Grazie ad un’invenzione di un gruppo di ricercatori del Massachusetts Institute of Technology.
I pannelli solari assicurano una significativa riduzione nelle emissioni di CO2 e contemporaneamente un risparmio notevole anche sul piano economico.
Con il passare degli anni, però, tendono inevitabilmente a logorarsi, a seguito dell’esposizione ai raggi solari.
La stessa cui sono sottoposte le foglie degli alberi, che tuttavia non vanno incontro a degradazione grazie ad un naturale processo di rigenerazione continua.
Le molecole che assorbono i raggi del sole, infatti, si frammentano e poi ricompongono continuamente, grazie ad una reazione che coinvolge l’ossigeno e che rende la loro struttura sempre nuova.
Il lavoro compiuto dall’equipe di scienziati è stato animato dalla volontà di riproporre lo stesso principio.
Il lavoro è illustrato sul periodico Nature Chemistry.
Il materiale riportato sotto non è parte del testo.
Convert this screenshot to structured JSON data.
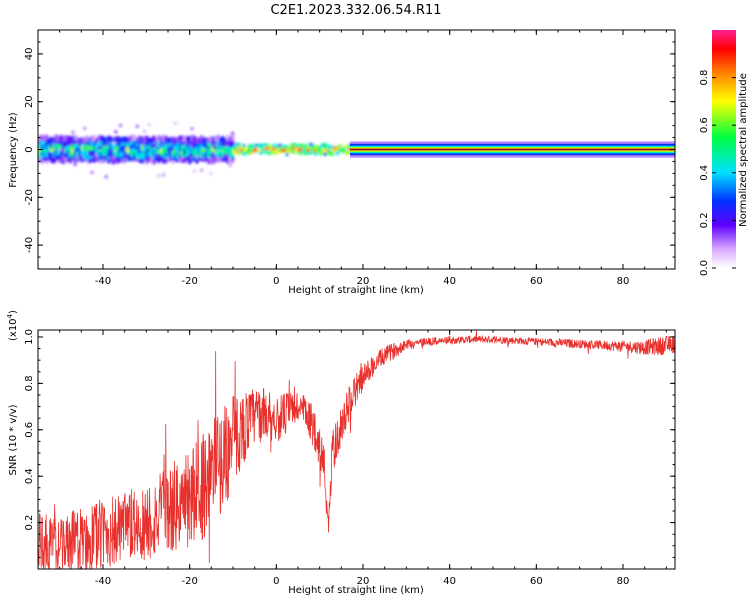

I ricercatori hanno prodotto un tipo di molecole che, come quelle delle foglie possono più volte frammentarsi e ricomporsi, grazie all’impiego di un solvente.
Tali molecole trasformano la luce del sole in elettricità e sono sempre nuove, grazie a questo processo di rigenerazione.
Attendiamo allora la possibilità, ancora non prevista, di applicazione del metodo ai pannelli solari presenti in commercio.